Se aparentemente é uma sobremesa simples de fazer, ele conta que para chegar na consistência desejada levou um mês para conseguir. "Demorei para acertar o ponto que ficasse bom esteticamente e com textura que não desmanchasse ou fosse muito mole para servir. Isso tudo sem perder a cremosidade. É preciso processar bem, mas ter cuidado para não formar muitas bolhas de ar", pontua.
Na lista de sobremesas do restaurante entram ainda as variações com coco e café. Além de servir a fatia como cortesia, o restaurante também vende a unidade com cerca de 700 gramas sob encomenda. O sabor do pudim de leite condensando é mais adocicado, mas não chega a ser enjoativo; ideal para quem gosta de doce. A textura, por sua vez, é mais leve que o feito com farinha de trigo. A calda de caramelo dá uma umidade extra à sobremesa.

Pudim gourmet
O pudim tradicional ganhou algumas adaptações e virou um doce gourmet na Hachimitsu. A receita leva ovos, leite e creme de leite fresco e, ainda, fava de baunilha. "O ovo é o último ingrediente a ser acrescentado na receita", explica o chef confeiteiro César Kato. Tudo é misturado, batido à mão e levado ao fogo numa panela para ser levemente engrossado. Em seguida, coado na peneira para a massa ficar mais homogênea e colocado na forma para ser assado em banho-maria em forminhas pequenas e individuais. Depois de gelado, é hora de montar na taça. Mas o pudim não é apenas desenformado; a decoração faz parte da sobremesa. No fundo, um pedaço de pão de ló coberto de creme pâtissière (a receita clássica do creme de confeiteiro) e, então, o pudim. Para arrematar, calda de caramelo, um pouco de chantilly e uma cereja.

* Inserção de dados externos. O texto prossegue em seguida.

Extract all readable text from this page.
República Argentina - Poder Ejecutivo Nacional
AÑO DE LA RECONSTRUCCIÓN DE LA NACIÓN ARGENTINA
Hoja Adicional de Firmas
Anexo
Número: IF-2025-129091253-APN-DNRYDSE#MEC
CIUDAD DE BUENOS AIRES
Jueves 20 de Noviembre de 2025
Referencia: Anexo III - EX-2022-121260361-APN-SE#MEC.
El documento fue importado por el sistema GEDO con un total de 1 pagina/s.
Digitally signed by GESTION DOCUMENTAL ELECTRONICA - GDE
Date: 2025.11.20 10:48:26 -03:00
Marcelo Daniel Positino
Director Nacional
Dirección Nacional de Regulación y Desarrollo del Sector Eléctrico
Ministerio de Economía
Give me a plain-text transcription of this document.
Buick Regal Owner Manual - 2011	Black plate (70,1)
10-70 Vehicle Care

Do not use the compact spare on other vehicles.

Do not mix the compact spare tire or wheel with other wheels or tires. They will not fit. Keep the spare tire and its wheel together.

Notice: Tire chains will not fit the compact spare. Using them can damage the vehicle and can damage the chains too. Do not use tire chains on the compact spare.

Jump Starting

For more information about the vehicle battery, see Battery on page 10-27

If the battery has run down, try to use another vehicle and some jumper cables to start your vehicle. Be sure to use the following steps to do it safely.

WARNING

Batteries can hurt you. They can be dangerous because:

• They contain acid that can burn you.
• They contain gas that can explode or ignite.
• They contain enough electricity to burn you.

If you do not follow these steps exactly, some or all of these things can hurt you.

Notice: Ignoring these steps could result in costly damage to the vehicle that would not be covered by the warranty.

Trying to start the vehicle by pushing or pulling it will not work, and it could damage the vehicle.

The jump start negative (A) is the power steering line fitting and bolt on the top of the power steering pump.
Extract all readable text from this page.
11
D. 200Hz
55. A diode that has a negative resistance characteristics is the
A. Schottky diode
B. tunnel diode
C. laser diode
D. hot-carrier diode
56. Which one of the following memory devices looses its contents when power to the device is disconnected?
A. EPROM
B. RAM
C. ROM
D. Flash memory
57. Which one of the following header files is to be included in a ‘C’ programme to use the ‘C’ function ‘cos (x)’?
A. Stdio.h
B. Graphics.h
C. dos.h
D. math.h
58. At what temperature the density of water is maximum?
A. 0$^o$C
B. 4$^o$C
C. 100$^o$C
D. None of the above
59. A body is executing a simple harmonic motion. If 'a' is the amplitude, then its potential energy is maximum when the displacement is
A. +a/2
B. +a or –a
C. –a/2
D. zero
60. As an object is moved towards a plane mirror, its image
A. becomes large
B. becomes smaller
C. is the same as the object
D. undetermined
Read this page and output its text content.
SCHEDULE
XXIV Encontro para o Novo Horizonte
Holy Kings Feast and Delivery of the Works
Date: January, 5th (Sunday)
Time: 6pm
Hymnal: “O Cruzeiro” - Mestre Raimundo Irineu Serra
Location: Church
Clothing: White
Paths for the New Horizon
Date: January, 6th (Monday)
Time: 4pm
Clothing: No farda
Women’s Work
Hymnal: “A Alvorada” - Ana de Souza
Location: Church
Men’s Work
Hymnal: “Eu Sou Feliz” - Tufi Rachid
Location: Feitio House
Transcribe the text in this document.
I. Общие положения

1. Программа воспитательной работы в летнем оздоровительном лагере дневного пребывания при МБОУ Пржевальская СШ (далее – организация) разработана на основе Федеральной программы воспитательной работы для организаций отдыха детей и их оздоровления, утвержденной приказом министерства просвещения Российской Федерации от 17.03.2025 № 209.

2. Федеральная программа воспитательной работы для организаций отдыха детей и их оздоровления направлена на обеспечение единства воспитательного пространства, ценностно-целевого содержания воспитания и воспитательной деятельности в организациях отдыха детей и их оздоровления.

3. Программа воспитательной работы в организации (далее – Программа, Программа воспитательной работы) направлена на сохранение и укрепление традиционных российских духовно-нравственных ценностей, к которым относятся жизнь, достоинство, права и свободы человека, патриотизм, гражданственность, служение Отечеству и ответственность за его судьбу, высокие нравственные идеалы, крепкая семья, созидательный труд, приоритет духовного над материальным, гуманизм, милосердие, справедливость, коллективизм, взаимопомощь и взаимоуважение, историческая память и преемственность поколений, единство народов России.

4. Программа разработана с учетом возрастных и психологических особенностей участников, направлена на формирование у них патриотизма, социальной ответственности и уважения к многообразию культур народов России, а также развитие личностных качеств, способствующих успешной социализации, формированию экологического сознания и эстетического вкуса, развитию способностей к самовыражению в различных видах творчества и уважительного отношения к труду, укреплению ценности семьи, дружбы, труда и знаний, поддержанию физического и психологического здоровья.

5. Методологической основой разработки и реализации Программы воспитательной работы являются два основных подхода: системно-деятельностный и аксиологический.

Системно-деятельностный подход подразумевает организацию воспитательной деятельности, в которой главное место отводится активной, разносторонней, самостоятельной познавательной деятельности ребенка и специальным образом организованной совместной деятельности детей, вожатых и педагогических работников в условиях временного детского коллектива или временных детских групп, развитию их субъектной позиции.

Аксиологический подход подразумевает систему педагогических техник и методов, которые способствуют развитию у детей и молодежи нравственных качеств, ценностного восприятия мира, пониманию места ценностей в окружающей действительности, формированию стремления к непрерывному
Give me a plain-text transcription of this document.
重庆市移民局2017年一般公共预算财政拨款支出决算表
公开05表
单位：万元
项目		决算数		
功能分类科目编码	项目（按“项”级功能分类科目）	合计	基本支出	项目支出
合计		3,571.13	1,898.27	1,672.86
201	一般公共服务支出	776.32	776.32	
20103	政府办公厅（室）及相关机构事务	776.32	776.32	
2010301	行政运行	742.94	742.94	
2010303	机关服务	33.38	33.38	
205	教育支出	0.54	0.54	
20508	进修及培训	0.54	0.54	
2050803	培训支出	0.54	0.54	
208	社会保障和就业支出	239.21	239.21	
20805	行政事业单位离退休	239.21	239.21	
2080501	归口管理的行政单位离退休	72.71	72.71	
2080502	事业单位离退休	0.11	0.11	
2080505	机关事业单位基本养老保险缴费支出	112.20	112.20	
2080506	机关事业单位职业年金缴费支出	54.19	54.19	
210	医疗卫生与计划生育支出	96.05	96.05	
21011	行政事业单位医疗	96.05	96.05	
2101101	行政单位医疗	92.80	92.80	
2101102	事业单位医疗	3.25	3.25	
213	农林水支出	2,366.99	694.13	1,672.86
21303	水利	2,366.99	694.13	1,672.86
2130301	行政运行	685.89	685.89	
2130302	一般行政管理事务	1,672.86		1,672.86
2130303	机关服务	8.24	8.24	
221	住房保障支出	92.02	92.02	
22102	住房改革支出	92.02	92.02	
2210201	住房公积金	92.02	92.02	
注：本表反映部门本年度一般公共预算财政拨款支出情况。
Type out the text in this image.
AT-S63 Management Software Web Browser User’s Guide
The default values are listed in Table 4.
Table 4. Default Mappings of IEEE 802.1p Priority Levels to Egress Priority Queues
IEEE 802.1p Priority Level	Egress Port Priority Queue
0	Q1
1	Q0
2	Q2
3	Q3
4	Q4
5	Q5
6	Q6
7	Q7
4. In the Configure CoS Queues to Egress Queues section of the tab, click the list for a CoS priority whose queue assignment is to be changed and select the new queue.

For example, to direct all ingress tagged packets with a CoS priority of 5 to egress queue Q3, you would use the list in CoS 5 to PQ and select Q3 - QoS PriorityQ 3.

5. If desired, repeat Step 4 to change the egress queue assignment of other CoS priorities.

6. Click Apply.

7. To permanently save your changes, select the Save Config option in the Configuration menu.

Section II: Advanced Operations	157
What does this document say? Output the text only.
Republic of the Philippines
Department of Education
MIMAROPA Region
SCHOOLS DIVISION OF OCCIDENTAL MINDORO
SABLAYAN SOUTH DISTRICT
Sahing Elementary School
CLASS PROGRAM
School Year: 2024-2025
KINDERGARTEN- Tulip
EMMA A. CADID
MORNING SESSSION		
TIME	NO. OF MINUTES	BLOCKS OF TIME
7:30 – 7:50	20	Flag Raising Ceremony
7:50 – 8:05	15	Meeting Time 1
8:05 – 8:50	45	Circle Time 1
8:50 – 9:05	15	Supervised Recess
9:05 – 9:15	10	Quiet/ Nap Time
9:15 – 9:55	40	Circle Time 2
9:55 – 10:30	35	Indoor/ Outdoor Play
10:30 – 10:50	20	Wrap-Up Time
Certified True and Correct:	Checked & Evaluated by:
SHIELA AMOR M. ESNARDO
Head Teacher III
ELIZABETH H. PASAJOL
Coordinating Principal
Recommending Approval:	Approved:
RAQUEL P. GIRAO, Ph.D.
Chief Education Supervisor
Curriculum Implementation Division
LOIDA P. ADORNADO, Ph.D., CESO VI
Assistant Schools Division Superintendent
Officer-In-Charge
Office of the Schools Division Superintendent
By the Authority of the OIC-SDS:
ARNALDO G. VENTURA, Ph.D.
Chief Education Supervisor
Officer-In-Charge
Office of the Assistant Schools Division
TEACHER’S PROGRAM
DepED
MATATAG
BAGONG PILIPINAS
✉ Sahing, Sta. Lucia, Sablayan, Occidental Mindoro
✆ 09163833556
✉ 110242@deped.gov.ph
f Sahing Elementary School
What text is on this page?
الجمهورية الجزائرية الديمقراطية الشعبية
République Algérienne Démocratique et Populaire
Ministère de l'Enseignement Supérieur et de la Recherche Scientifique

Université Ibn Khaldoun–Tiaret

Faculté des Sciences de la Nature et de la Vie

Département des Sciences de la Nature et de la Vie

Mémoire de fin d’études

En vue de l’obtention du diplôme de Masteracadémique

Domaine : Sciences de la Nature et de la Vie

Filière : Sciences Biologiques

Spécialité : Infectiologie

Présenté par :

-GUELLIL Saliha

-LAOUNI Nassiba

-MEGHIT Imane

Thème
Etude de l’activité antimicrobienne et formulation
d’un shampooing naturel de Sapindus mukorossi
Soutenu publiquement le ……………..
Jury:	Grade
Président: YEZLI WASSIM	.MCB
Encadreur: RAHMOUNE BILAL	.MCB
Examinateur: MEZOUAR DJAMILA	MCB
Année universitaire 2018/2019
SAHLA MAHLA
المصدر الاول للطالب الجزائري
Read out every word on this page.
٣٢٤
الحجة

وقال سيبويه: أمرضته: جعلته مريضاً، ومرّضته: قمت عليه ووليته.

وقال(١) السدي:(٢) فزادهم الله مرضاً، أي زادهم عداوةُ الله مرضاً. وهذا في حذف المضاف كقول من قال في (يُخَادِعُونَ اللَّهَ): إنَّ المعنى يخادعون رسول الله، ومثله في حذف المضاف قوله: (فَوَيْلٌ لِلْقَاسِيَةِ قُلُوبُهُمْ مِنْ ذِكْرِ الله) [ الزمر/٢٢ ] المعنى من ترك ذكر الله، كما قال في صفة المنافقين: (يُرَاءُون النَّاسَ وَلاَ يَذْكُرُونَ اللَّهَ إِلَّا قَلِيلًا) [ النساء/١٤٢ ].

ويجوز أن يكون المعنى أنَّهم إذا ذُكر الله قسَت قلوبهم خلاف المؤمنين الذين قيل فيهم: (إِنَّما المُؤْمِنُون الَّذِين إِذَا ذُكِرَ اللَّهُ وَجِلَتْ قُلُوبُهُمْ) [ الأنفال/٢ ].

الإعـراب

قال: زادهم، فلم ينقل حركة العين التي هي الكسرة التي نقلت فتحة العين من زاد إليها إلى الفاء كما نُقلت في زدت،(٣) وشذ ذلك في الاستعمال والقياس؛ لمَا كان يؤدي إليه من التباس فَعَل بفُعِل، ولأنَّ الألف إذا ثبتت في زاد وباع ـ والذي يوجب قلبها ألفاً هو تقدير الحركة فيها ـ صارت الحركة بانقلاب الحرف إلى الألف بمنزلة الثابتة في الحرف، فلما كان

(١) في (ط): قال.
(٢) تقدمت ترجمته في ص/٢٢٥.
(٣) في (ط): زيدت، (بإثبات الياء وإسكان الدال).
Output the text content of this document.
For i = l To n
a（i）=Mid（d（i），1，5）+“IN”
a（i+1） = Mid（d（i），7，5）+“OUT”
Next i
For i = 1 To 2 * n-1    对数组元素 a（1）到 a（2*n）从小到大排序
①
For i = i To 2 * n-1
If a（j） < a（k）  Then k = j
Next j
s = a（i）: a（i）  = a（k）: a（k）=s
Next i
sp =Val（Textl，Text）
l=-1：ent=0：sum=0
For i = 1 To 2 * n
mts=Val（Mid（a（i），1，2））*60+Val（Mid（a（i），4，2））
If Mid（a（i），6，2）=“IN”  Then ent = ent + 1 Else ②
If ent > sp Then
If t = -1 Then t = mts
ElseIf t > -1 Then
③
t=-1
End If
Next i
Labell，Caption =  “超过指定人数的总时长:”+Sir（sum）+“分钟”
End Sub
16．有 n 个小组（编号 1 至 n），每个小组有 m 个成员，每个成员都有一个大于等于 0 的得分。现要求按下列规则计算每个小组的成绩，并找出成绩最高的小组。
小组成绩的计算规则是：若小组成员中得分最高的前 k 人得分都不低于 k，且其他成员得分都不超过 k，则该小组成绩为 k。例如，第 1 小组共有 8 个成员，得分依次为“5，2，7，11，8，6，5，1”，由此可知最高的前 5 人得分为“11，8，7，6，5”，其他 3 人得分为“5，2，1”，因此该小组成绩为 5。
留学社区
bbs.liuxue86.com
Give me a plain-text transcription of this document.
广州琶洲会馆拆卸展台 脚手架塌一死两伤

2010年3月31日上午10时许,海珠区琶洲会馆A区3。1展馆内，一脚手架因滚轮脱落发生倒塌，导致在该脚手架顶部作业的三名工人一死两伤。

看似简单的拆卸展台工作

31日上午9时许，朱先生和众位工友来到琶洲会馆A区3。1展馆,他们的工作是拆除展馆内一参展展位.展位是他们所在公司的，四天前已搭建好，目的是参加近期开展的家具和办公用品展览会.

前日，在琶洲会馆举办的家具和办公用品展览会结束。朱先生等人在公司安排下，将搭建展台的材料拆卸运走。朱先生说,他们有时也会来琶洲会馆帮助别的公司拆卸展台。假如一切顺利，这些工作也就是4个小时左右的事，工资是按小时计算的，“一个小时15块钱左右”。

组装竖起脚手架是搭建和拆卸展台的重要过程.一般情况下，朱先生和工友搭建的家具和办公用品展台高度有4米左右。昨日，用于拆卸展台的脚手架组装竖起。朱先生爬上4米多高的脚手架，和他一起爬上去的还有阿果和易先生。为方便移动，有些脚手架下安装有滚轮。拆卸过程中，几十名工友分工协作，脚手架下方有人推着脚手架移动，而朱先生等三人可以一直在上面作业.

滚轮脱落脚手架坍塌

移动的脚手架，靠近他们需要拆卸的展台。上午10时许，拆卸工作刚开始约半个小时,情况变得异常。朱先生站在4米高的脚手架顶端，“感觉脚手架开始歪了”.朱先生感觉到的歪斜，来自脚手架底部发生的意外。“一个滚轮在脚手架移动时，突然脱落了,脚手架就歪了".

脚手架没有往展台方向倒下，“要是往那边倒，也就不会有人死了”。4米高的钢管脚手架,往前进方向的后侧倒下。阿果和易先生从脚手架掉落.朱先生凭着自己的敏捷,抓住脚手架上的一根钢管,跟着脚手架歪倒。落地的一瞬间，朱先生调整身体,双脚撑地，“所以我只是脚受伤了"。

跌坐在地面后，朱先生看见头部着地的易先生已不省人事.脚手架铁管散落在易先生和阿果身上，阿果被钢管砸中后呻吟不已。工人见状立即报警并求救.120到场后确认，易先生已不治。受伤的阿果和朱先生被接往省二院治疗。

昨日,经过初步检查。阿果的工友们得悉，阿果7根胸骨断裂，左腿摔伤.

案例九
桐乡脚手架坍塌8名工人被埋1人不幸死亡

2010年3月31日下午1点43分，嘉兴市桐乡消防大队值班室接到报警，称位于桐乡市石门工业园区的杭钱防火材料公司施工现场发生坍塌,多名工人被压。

No total, 170 gramas da sobremesa que são uma delícia. O pudim é suave, com uma textura tão leve que parece ser um creme mais encorpado. Não há bolhas. O creme pâtissière e o caramelo combinam muito bem. Uma porção servida na confeitaria é mais que o suficiente para saciar a vontade de comer um doce, seja pela quantidade ou pelo sabor. "Não é o doce mais vendido do local, pois as pessoas acabam seduzidas por outros que não são tão comuns de serem encontrados. Por isso, chegamos a essa receita mais sofisticada que é para os fãs de pudim ficarem com água na boca", explica Kato. Certamente, vale a pena abrir mão dos outros doces e experimentar essa versão de pudim.